Pablo Arraya
- Full name: Pablo Guillermo Arraya
- Country (sports): Peru
- Born: 21 October 1961 (age 63) Córdoba, Argentina
- Height: 1.80 m (5 ft 11 in)
- Turned pro: 1980
- Retired: 1 October 1991
- Plays: Right-handed

Singles
- Career record: 176-173
- Career titles: 1
- Highest ranking: No. 29 (13 August 1984)

Grand Slam singles results
- Australian Open: 1R (1992)
- French Open: 3R (1984)
- Wimbledon: 1R (1984, 1988, 1991)
- US Open: 1R (1983, 1984, 1986, 1991)

Other tournaments
- Olympic Games: 1R (1992)

Doubles
- Career record: 81–115
- Career titles: 1
- Highest ranking: No. 85 (25 June 1984)

Grand Slam doubles results
- French Open: 1R (1983, 1984, 1985, 1989)
- Wimbledon: 1R (1984)
- US Open: 1R (1991)

Mixed doubles
- Career record: 5–5
- Career titles: 0

Grand Slam mixed doubles results
- French Open: QF (1984)

= Pablo Arraya =

Peruvian tennis player

Pablo Guillermo Arraya (born 21 October 1961) is a former tennis player from Peru.

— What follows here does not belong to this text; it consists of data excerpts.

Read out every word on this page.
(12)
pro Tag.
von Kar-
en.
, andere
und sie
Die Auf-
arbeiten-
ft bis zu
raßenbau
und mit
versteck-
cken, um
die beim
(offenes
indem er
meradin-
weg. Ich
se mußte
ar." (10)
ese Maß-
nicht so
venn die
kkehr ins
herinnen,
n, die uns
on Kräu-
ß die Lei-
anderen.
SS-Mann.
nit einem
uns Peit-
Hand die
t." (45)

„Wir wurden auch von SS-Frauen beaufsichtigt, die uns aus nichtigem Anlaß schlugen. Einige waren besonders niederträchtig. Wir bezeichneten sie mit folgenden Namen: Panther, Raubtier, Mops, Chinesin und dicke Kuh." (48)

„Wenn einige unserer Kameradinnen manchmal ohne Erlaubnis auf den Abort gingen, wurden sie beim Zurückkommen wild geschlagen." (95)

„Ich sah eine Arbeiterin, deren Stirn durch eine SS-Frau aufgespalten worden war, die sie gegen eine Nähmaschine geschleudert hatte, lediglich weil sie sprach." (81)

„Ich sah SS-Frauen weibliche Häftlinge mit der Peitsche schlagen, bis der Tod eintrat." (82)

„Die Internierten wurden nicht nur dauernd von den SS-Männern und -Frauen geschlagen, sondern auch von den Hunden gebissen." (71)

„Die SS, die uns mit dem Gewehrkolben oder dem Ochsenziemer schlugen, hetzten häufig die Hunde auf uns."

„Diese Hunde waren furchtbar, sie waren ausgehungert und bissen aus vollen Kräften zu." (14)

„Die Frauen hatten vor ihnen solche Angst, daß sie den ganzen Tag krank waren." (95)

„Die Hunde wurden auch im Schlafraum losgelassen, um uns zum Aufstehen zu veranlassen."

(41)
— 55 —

Arraya was born in Córdoba, Argentina, and moved to Peru at a young age with his family. He began playing tennis at nine years old and turned professional in 1980. He represented his native country at the 1992 Summer Olympics in Barcelona, where he was defeated in the first round by Argentina's Javier Frana. He won one career title in singles. He reached his highest singles ATP-ranking on 13 August 1984, when he became the number 29 of the world. He was the first player beaten by Andre Agassi in the main draw of a Grand Slam tournament at the French Open in 1987. His sister is Laura Arraya, a former tennis player. He is now a trainer and owner of the Arraya Tennis Academy in Key Biscayne.

==Career finals==

===Singles (1 title, 4 runner-ups)===

| Result | W/L | Date | Tournament | Surface | Opponent | Score |
|---|---|---|---|---|---|---|
| Loss | 0–1 | Sep 1981 | Madrid, Spain | Clay | TCH Ivan Lendl | 3–6, 2–6, 2–6 |
| Loss | 0–2 | Sep 1982 | Bordeaux, France | Clay | CHI Hans Gildemeister | 5–7, 1–6 |
| Win | 1–2 | Sep 1983 | Bordeaux, France | Clay | ESP Juan Aguilera | 7–5, 7–5 |
| Loss | 1–3 | Nov 1983 | Toulouse, France | Carpet | SUI Heinz Günthardt | 0–6, 2–6 |
| Loss | 1–4 | Sep 1986 | Palermo, Italy | Clay | SWE Ulf Stenlund | 2–6, 3–6 |

===Doubles (1 title, 3 runner-ups)===

| Result | W/L | Date | Tournament | Surface | Partner | Opponents | Score |
|---|---|---|---|---|---|---|---|
| Loss | 0–1 | Aug 1982 | North Conway, U.S. | Clay | USA Eric Fromm | USA Sherwood Stewart USA Ferdi Taygan | 2–6, 6–7 |
| Win | 1–1 | Sep 1983 | Palermo, Italy | Clay | ARG José Luis Clerc | RSA Tian Viljoen RSA Danie Visser | 1–6, 6–4, 6–4 |
| Loss | 1–2 | Jun 1988 | Athens, Greece | Clay | TCH Karel Nováček | SWE Rikard Bergh SWE Per Henricsson | 4–6, 5–7 |
| Loss | 1–3 | Jul 1991 | Kitzbühel, Austria | Clay | UKR Dimitri Poliakov | ESP Tomás Carbonell ESP Francisco Roig | 7–6, 2–6, 4–6 |

==Arraya Tennis Academy==
Arraya Tennis Academy was first opened in Lima, Peru in 1980. Laura Arraya and Heinz Gildemeister direct the academy in Peru. The location in Key Biscayne was opened in 1992 and is managed by Gildemeister and Arraya. The academy offers training for beginners and advanced, an after school program, cardio tennis and a summer program.